An Bayerns Schulen ist Verbraucherbildung schon immer ein wichtiges Thema und in den Lehrplänen aller Schularten fest verankert.

 

Angesichts der zunehmenden Verschuldung von jungen Menschen, der aktuellen Finanzmarktkrise sowie umfangreicher Konsumentscheidungen, die Menschen bereits in jungen Jahren treffen, ist dieses Thema stärker in das öffentliche Interesse gerückt.

 

Um die Verbraucherkompetenz von Schülerinnen und Schülern noch mehr zu stärken, hat das Bayerische Kultusministerium deshalb in enger Zusammenarbeit mit dem Bayerischen Verbraucherschutzministerium zahlreiche Maßnahmen ergriffen, u.a. die Entwicklung der Richtlinien für ökonomische Verbraucherbildung an bayerischen Schulen (2010) in Verbindung mit einem zweijährigen Schulversuch sowie zahlreichen Lehrerfortbildungen

Dieser Schulversuch ist in Deutschland einmalig und zeigt, wie wichtig die Bayerische Staatsregierung dieses Fach einschätzt.

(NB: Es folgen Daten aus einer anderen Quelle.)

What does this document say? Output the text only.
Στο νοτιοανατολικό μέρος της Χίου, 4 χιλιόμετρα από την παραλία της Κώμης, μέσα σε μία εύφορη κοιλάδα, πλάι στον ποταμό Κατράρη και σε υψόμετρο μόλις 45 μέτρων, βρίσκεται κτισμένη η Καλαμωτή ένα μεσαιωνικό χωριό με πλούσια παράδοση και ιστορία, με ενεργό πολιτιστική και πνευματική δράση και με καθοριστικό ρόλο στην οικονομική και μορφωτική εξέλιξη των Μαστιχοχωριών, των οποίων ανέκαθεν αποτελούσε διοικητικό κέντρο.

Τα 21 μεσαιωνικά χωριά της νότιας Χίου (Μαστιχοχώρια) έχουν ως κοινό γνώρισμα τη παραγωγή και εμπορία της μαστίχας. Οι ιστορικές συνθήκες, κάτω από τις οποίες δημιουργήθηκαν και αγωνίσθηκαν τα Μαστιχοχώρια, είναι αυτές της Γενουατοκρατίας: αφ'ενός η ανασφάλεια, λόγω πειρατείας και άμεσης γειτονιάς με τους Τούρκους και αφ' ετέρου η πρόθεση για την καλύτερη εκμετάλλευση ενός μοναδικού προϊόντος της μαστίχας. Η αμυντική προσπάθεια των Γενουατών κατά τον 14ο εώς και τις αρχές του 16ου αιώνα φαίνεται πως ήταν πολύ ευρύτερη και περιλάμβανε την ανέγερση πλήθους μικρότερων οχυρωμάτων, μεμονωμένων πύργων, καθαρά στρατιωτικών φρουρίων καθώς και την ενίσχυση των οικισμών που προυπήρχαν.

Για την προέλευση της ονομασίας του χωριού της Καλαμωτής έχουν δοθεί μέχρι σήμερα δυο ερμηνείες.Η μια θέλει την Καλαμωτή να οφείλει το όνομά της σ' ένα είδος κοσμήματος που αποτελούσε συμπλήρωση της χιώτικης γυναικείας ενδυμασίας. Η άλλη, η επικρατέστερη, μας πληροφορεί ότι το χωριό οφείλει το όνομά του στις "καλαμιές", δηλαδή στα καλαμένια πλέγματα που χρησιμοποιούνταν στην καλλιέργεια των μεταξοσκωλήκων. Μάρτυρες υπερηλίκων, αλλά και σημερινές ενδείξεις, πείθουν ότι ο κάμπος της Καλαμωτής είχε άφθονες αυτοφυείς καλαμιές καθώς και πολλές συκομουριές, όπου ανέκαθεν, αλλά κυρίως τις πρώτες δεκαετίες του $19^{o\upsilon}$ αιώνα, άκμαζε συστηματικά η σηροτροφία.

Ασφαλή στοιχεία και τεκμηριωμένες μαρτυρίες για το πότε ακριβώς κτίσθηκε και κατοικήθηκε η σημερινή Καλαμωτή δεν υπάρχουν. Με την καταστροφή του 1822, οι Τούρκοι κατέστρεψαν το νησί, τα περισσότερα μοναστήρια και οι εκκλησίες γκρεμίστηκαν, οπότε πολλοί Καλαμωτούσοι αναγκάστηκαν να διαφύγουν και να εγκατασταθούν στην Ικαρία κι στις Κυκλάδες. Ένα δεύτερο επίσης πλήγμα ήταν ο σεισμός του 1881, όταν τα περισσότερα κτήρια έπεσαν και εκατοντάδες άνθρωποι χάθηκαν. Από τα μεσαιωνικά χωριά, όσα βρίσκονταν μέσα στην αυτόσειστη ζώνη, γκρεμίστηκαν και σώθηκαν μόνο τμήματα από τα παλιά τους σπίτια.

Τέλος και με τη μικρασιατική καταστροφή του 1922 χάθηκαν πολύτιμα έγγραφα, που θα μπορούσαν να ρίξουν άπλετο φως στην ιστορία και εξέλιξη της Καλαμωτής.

Seit Beginn des Schuljahres 2010/2011 sind insgesamt 18 Schulen auf der Grundlage der Richtlinien zur Ökonomischen Verbraucherbildung damit beschäftigt, Materialien zur

 

  • Marktkompetenz
  • Finanzkompetenz
  • Daten- und Informationskompetenz

 

neu zu entwickeln, vorhandene Unterrichtsmaterialien zu sichten und zu erproben. Der

Schulversuch ist auf zwei Schuljahre angelegt und endet mit dem Schuljahr

2011/2012.

 

Ziel des Schulversuchs ist eine Stärkung der Ökonomischen Verbraucherbildung und eine gezielte Verankerung der Thematik in den Schulen über die wirtschaftswissenschaftlichen Fächer hinaus unter Einbeziehung anderer Fächer.

 

Die Themen und Inhalte des Schulversuchs, die auf den oben genannten Richtlinien zur Ökonomischen Verbraucherbildung basieren, gehen dabei bewusst über die geltenden Lehrpläne hinaus.

 

Die Arbeit der Schulen soll auch Grundlage für die Implementierung der „ÖVB“ in den neuen Lehrplänen sein (Lehrplan PLUS) und als schulart- und fächerübergreifendes Bildungs- und Erziehungsziel verankert werden.

 

Die Ergebnisse des Schulversuchs werden in Form einer Datenbank online publiziert, so dass interessierte Lehrkräfte, Eltern und Institutionen über ein entsprechendes Schlagwortsystem die Materialien abrufen und im Unterricht, bei Fortbildungen usw. einsetzen können.

Ein wesentlicher und durch die Richtlinien zur Ökonomischen Verbraucherbildung vorgegebener Aspekt ist die Verbindung der Ökonomischen Verbraucherbildung mit der Werteerziehung. Die Schülerinnen und Schüler sollen zu mündigen Verbrauchern erzogen werden, die Verantwortung für sich und andere übernehmen können.

Ökologische Aspekte, die einen Bezug zur Ökonomischen Verbraucherbildung haben,

werden dabei berücksichtigt.

 

(Auszug aus einer Presseanfrage zur Verbraucherbildung in Bayern an Dr. Ulrich Kanz von der Grundsatzabteilung des ISB München)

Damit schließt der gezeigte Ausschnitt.